The West Bloomfield Parks and Recreation Commission offers a nature camp for preschoolers. Wee-Wilderness Explores is not only an introduction to camp for those who have not attended before, but a stepping stone to creating future stewards of the Earth, Azoury said. From her experience, older kids who have a passion for nature and help teach the camps are typically the kids who went to camp at a young age. 

“The fear factor is not there. As they get older, if they haven’t been exposed to the outdoors, they’re a little more leery to put their hands in the dirt,” Azoury said. 

While not all of the camps are specifically about nature at the Burgess-Shadbush Nature Center in Shelby Township, all activities have applications in or elements of nature built in. With some summer day camp programs built around archery and crafts, children get to use natural products in their creations and get outdoors for the activities, said Dan Farmer, the naturalist at the center. 

Other camps focus completely on nature, however, and include offerings for even the littlest campers to get in on the fun. The “Littles” camp for preschoolers includes nature walks, live animals, hands-on experiences, stories, animal puppets and more, with themes that support science concepts and allow the children to have fun and use their imagination.

For school-age students, many camps get them outside identifying animals, birds and bugs. Students in some camps can even take what they have learned back to the classroom, Farmer said.

“Kids in school often participate in Science Olympiad, (which) does bugs. My camp is one of the more in-depth camps in Michigan on insects for that (elementary) grade range,” he said. 

Children are amazed by the creations found in nature, he said, like a group of preschoolers who he recently introduced to some yellow ants, at least three species of which are found in Michigan.
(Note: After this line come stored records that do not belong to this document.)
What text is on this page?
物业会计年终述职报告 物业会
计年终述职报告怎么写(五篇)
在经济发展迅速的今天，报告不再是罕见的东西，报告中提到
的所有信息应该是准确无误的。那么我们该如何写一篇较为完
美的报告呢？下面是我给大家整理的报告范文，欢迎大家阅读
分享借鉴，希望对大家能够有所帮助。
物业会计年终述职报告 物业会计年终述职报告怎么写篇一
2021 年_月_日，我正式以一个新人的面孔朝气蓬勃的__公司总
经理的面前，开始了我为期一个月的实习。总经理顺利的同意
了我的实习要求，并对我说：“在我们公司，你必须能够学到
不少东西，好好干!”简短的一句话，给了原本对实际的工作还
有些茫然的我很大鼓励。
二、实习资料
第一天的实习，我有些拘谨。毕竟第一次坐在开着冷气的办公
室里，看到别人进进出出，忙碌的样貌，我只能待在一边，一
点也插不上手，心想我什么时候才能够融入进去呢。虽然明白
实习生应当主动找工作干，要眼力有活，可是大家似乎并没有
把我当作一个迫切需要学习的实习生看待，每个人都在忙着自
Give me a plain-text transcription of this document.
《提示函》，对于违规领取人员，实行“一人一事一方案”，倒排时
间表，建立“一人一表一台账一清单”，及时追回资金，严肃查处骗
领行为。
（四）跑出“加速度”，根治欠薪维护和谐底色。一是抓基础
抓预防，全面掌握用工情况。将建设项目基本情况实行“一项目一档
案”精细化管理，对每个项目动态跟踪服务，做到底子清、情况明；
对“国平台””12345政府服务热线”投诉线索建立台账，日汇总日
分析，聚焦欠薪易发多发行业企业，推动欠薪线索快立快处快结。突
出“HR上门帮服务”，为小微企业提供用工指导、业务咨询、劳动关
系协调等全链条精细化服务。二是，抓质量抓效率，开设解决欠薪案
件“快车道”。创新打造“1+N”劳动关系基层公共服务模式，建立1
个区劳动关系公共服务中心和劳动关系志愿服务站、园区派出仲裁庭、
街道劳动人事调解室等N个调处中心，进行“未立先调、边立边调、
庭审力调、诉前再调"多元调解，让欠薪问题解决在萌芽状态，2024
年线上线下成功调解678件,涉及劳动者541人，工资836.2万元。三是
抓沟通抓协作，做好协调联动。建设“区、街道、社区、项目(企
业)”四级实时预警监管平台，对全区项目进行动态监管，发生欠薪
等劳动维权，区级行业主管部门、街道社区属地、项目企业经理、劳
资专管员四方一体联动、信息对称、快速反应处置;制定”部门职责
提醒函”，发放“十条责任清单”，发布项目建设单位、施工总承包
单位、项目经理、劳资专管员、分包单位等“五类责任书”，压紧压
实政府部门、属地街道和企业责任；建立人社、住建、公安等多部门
“If you kind of shake them up a little bit (in a bag), if you sniff that bag, it smells like lemon, and I did that with kids today,” he said during an April interview. “I make it simple and I make it fun, and I really project the idea that they can do it. That’s why our camps are good — because of our experience and our approach.”

Two skills camps get children ready to explore the great outdoors safely, with help identifying poison ivy, which animals are truly dangerous and which just look dangerous, how to shoot a BB gun, campfire-starting skills and hiking experience.
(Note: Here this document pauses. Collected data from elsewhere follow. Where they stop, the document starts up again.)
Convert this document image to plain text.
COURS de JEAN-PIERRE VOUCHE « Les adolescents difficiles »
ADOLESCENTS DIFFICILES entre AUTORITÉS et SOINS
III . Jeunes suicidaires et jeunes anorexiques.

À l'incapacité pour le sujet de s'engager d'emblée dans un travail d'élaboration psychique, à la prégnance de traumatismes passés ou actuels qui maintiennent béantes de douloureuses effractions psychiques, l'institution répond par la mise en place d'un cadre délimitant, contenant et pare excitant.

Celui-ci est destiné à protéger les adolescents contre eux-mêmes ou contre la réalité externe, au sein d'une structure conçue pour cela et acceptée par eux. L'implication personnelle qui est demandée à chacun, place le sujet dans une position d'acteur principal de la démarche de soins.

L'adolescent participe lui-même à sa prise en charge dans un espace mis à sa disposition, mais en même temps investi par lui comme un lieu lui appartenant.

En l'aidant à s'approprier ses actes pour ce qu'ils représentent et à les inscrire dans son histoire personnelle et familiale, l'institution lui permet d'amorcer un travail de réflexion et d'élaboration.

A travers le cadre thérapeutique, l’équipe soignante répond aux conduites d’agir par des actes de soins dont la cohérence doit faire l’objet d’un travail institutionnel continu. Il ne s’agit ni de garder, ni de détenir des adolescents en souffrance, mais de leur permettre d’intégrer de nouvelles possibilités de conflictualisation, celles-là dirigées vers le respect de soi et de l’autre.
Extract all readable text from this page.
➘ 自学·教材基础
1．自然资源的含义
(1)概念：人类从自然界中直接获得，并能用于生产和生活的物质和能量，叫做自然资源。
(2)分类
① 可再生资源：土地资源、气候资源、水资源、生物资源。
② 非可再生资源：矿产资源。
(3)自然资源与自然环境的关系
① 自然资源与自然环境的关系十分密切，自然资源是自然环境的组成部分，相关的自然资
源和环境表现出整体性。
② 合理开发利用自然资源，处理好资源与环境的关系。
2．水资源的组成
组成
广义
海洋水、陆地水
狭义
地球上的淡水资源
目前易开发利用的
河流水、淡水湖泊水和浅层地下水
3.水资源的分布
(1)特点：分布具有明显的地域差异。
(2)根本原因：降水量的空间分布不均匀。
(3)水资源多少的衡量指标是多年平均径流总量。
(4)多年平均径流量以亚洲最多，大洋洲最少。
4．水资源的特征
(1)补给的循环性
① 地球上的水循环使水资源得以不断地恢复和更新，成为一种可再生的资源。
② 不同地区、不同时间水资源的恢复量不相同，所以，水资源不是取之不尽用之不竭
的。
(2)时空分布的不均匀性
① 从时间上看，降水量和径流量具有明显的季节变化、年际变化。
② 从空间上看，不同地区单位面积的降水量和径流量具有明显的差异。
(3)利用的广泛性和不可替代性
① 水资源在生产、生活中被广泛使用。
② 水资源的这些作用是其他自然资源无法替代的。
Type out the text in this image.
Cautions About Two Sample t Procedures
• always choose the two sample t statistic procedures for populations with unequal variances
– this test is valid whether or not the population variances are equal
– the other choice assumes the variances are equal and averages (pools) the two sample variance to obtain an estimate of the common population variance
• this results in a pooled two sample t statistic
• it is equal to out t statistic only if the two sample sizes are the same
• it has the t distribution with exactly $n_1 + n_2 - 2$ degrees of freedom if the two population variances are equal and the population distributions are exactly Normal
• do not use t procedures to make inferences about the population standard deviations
During a camp on outdoor skills and encountering wildlife, children sit in a blind in full view of the nature center and quietly record the wildlife they see at the bait pile.

Farmer said the children often see chipmunks — who love free food, he said — but have also seen turkey, deer and other animals wander into their sightlines.

“It’s really rewarding. It’s peaceful, it’s challenging, it’s fun,” said Farmer, a naturalist with 38 years of experience. “Our camps possibly do more real-life basic things than most camps.

“It’s really not a mystery how to do this. You find things that are fun for both the teacher and the kids.”

With so much of the world focused on virtual experiences, Farmer said it’s good for kids to get outdoors and have real experiences, although he said computers have their places too, in helping the children learn more about what they’ve discovered outside.

“When we see young people who want to help, sometimes they have not had much of an opportunity to do real-life, hands-on things,” he said. “Kids today don’t know how to do those things because they’re not asked to.”